Butler enjoys Royals reunion, but transition to A's an easy one

First baseman hits two-run double in first game vs. former club

Butler enjoys Royals reunion, but transition to A's an easy one

SURPRISE, Ariz. -- After more than a decade as a professional ballplayer, Billy Butler found himself in a position Friday he'd never been in before, and probably thought he never would. He was facing the Royals.

Now in the green and gold of the A's, Butler played against his former team for the first time at Surprise Stadium. He knows it'll be a lot more poignant when he travels to Kansas City in April, but still, this was a new experience for Butler.

"When the game starts, you don't really look at uniforms," Butler said. "But I had a lot of years in that uniform."

Suffice to say he felt comfortable with his new one Friday, ripping a two-run double to left-center in his first at-bat, and later flying out deep to center.

Before the game, he ducked his head into the Royals' clubhouse to chat with a few of his former teammates.

"I think they would have been mad if I didn't," Butler said.

Butler was all about the A's between the lines, and he says his transformation into a member of that team is complete.

"If there was any transition, it was very short," Butler said.

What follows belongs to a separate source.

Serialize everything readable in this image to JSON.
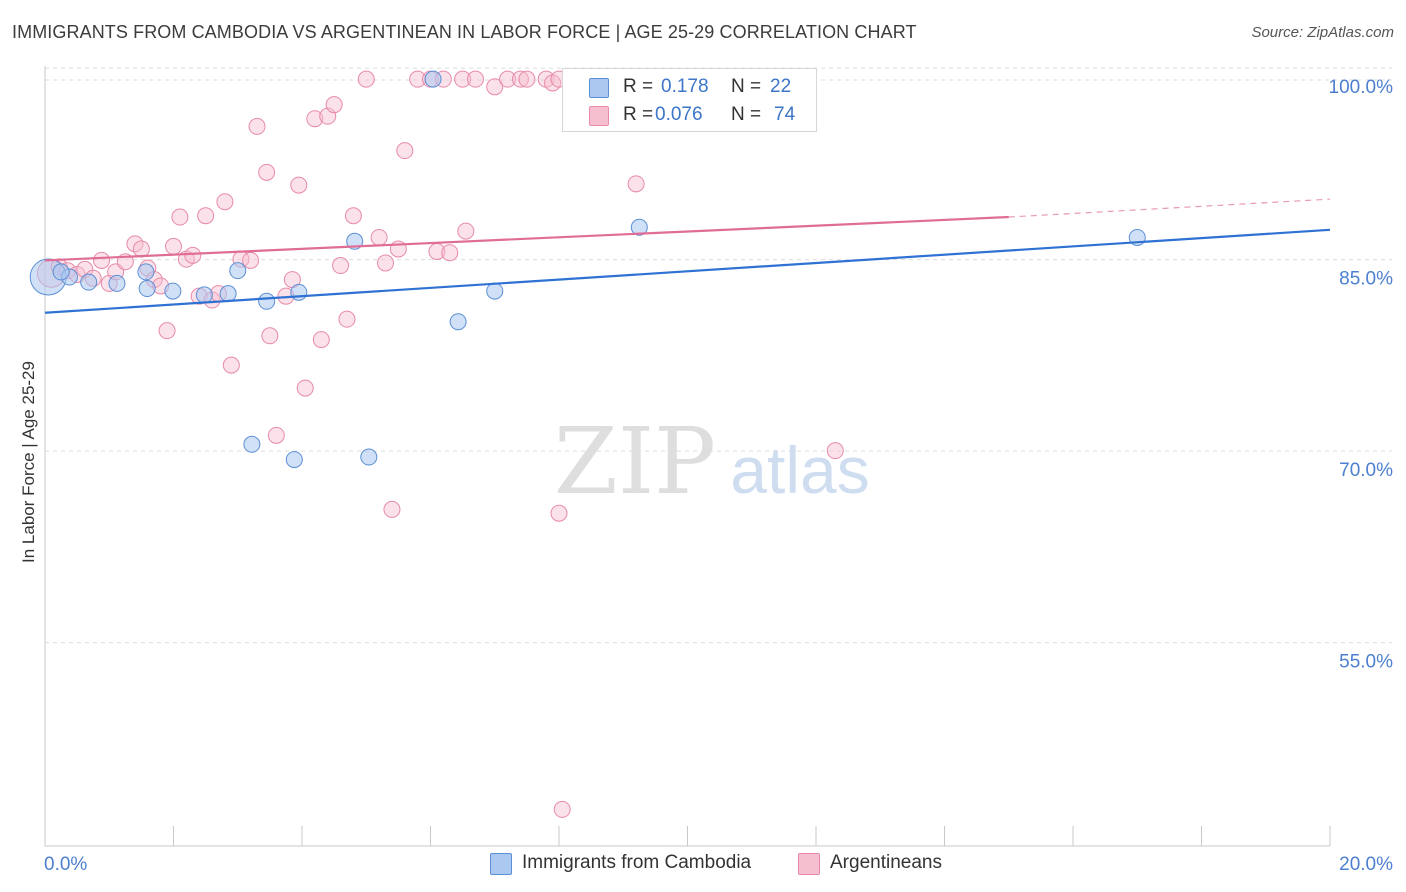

Being in Surprise allowed Butler to reconnect with some people he's known for years but hasn't really gotten to see since the Royals' amazing run to the World Series last year. Of course, that run wouldn't have happened without a stunning American League Wild Card game against his new team, the A's.

"Even if you think about it from the losing side, that was the best game anyone who played in that game has been a part of," Butler said.

Butler's solo shot

Butler's debut against the Royals included an appearance at first base, where he is getting a chance to play a little bit more often than when two-time Gold Glove winner Eric Hosmer was his teammate. On Friday, Butler made a nice snag of a ball down the line, and even when he bobbled a scoop, he tagged out runner Brett Eibner after he turned the wrong way.

Mike Aldrete, the A's bench coach serving as manager in Arizona while Bob Melvin is with the squad in Las Vegas, says Butler's work at first has been strong so far.

"Our observation has been it's a little better than we thought, and he's working hard at it," Aldrete said. "He wants to be over there, so it's all positive."

And it's all good in the green and gold for Butler, who'll never be without friends on the Royals but has new teammates with the A's. His three-year, $30 million deal changed his colors, but didn't change the player.

"I signed here because they wanted me to be here, and they believed in who I am as a player," Butler said.